Tech law eyes Industry 4.0’s dark side

Last update: 09:25 | 30/12/2017

Phung Duc Tien, Deputy Chairman of the National Assembly Committee on Science, Technology, and Environment, sheds some light on how to prevent Vietnam from becoming a dumping ground for the world’s obsolete technology and equipment, as well as sharing some new points in the amended Law on Technology Transfer that will come into force in July of next year. 

Entering the Industry 4.0 era, developed countries will update older technology, machinery, and equipment. Are there concerns that developing countries, including Vietnam, might potentially become technology dumping grounds?

Vietnamese firms are slow in technology innovation. In fields such as thermal power; cement, sugar, steel production, and mining, many factories are still using obsolete equipment and technology. According to the World Economic Forum’s latest rankings, Vietnam was placed 92nd out of 140 nations and territories in technology readiness; in technology transfer it was ranked 81st, in technology absorption 121st, and in adaption to new technology 112th. If these rankings are not improved in the coming years, Vietnam will be unlikely to maintain its current global competitiveness ranking of 55 out of 137 economies, up five spots compared to 2016 and 20 spots compared to five years ago.

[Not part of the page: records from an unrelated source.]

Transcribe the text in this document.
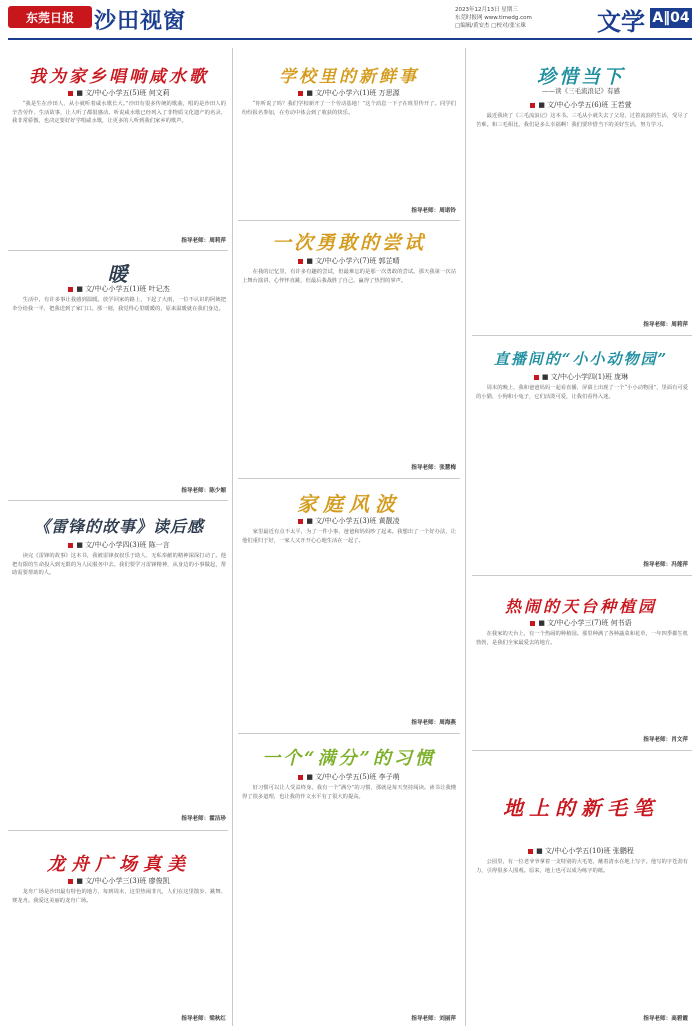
东莞日报 沙田视窗	2023年12月13日 星期三
东莞时报网 www.timedg.com
□编辑/黄安杰 □校对/张宝珠	文学 A‖04
我为家乡唱响咸水歌
■ 文/中心小学五(5)班 何文莉

“我是生在沙田人，从小就听着咸水歌长大。”沙田有很多传统的歌曲，唱的是沙田人的辛苦劳作、生活故事，让人听了都很感动。听说咸水歌已经列入了非物质文化遗产的名录，我非常骄傲，也决定要好好学唱咸水歌，让更多的人听到我们家乡的歌声。

指导老师：周莉萍
暖
■ 文/中心小学五(1)班 叶记杰

生活中，有许多事让我感到温暖。放学回家的路上，下起了大雨，一位不认识的阿姨把伞分给我一半，把我送到了家门口。那一刻，我觉得心里暖暖的，原来温暖就在我们身边。

指导老师：陈少媚
《雷锋的故事》读后感
■ 文/中心小学四(3)班 陈一言

读完《雷锋的故事》这本书，我被雷锋叔叔乐于助人、无私奉献的精神深深打动了。他把有限的生命投入到无限的为人民服务中去。我们要学习雷锋精神，从身边的小事做起，帮助需要帮助的人。

指导老师：霍洁珍
龙舟广场真美
■ 文/中心小学三(3)班 廖俊凯

龙舟广场是沙田最有特色的地方，每到周末，这里热闹非凡，人们在这里散步、跳舞、赛龙舟。我爱这美丽的龙舟广场。

指导老师：梁秋红
学校里的新鲜事
■ 文/中心小学六(1)班 万思源

“你听说了吗？我们学校新开了一个劳动基地！”这个消息一下子在班里传开了。同学们纷纷报名参加，在劳动中体会到了收获的快乐。

指导老师：周诺铃
一次勇敢的尝试
■ 文/中心小学六(7)班 郭芷晴

在我的记忆里，有许多有趣的尝试，但最难忘的是那一次勇敢的尝试。那天我第一次站上舞台演讲，心怦怦直跳，但最后我战胜了自己，赢得了热烈的掌声。

指导老师：张慧梅
家庭风波
■ 文/中心小学五(3)班 黄靓凌

家里最近有点不太平，为了一件小事，爸爸和妈妈吵了起来。我想出了一个好办法，让他们重归于好，一家人又开开心心地生活在一起了。

指导老师：周海燕
一个“满分”的习惯
■ 文/中心小学五(5)班 李子萌

好习惯可以让人受益终身。我有一个“满分”的习惯，那就是每天坚持阅读。读书让我懂得了很多道理，也让我的作文水平有了很大的提高。

指导老师：刘丽萍
珍惜当下
——读《三毛流浪记》有感
■ 文/中心小学五(6)班 王若萱

最近我读了《三毛流浪记》这本书。三毛从小就失去了父母，过着流浪的生活，受尽了苦难。和三毛相比，我们是多么幸福啊！我们要珍惜当下的美好生活，努力学习。

指导老师：周莉萍
直播间的“小小动物园”
■ 文/中心小学四(1)班 庞琳

周末的晚上，我和爸爸妈妈一起看直播，屏幕上出现了一个“小小动物园”，里面有可爱的小猫、小狗和小兔子，它们活泼可爱，让我们看得入迷。

指导老师：冯莲萍
热闹的天台种植园
■ 文/中心小学三(7)班 何书语

在我家的天台上，有一个热闹的种植园。那里种满了各种蔬菜和花草，一年四季都生机勃勃，是我们全家最爱去的地方。

指导老师：肖文萍
地上的新毛笔
■ 文/中心小学五(10)班 张鹏程

公园里，有一位老爷爷拿着一支特别的大毛笔，蘸着清水在地上写字。他写的字苍劲有力，引得很多人围观。原来，地上也可以成为练字的纸。

指导老师：高碧霞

This could directly affect the efficiency and competitiveness of Vietnam’s economy, as well as our ability to attract foreign investment, and it might possibly turn the country into a dumping ground for the world’s obsolete technology.

To prevent this situation, the Ministry of Science and Technology (MoST) has set out regulations governing the import of used machinery, equipment, and production lines which have triggered opposition from businesses. What are their objections?

Under MoST regulations, used equipment, machinery, and production lines, once imported into Vietnam, must not be used for a duration in excess of 10 years, and they must satisfy Vietnamese standards (QCVN or TCVN) or match G7 standards in safety, energy efficiency, and environmental protection.

Firms have protested this because of the unreasonably rigid requirement that equipment must not be used for more than 10 years. In fact, a lot of types of machinery and equipment have lifespans from 20 to 30 years, and many kinds of equipment originating from developed countries such as the EU, the US, and Japan are still in better condition after being in use for more than 10 years than those coming from less developed countries. The requirement, therefore, proves unsuitable.

What should we do?

In my view, to avoid becoming a technology dumping site, the government, in addition to enacting the list of technologies encouraged for transfer and the list of technologies banned from transfer, needs to compose a list of technologies subject to transfer limitations. The list needs to encompass, among other things, the technology, machinery, and production lines unpopular in developed countries, and those that use harmful chemicals or discharge harmful waste products.

For used technology and equipment from developed countries, it should be imported into Vietnam only when it meets Vietnamese standards.

Many foreign-invested projects are using obsolete equipment and technology. How can we prevent this?

To deter domestic and foreign investment projects from using less-than-modern equipment and technology, the amended Law on Technology Transfer has presented detailed regulations on investment project technology evaluation.

From July 2018, during the investment proposal process, investment projects using technology subject to transfer restrictions or those posing a threat to the environment must solicit comments from relevant state management agencies on their production technology. 

The state agencies are required not only to engage in technology appraisal during the investment proposal stage, but also to take responsibility for carrying out regular checks during the project implementation.